There are different types of fields we can have. For this simple example, we'll only deal with categorical, numerical and dates.

We'll first create a base class `Field` that other fields will inherit from.

In [0]:
class Field:
  def __init__(self, name):
    self.name = name

  def generate_random(self, seed=None):
    raise NotImplementedError('Field.generate_random(seed)')

  def estimate_label(self, value):
    raise NotImplementedError('Field.estimate_label(value)')

The `generate_random()` method will allow us to create a random instance of this field. That is, a random element from the categories, or a random number within a range, or a random date within a range.

The `estimate_label()` method will allow us to *evaluate* a value and get a *score* from `0` to `1`. This value will help us calculate the value we want the model to learn to predict, called *label*. They don't have to be strictly between `0` and `1`, but as long as they are mostly smallish numbers.

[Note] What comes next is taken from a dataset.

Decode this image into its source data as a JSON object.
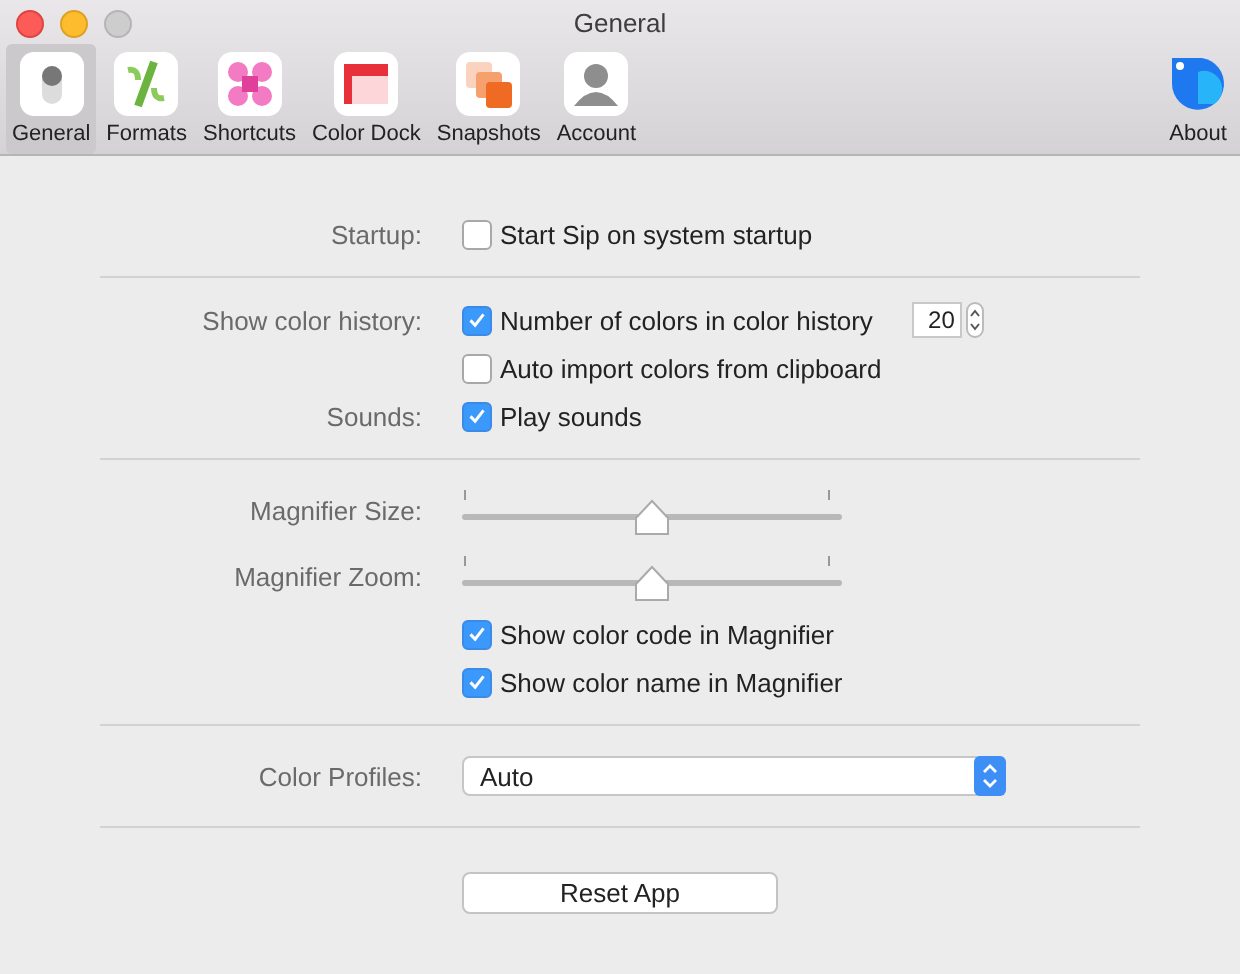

We will use the scores from all the fields in a pipe to calculate the *label*, which is the value we want to predict. In this case, our label is the number of years between repairs.

## CategoricalField

For categorical fields, we have a finite number of options.

To estimate the label, we will assume the values have a linear relationship. That is, the first value will be `0`, the next ones will increment by fixed steps until the last one which will be `1`.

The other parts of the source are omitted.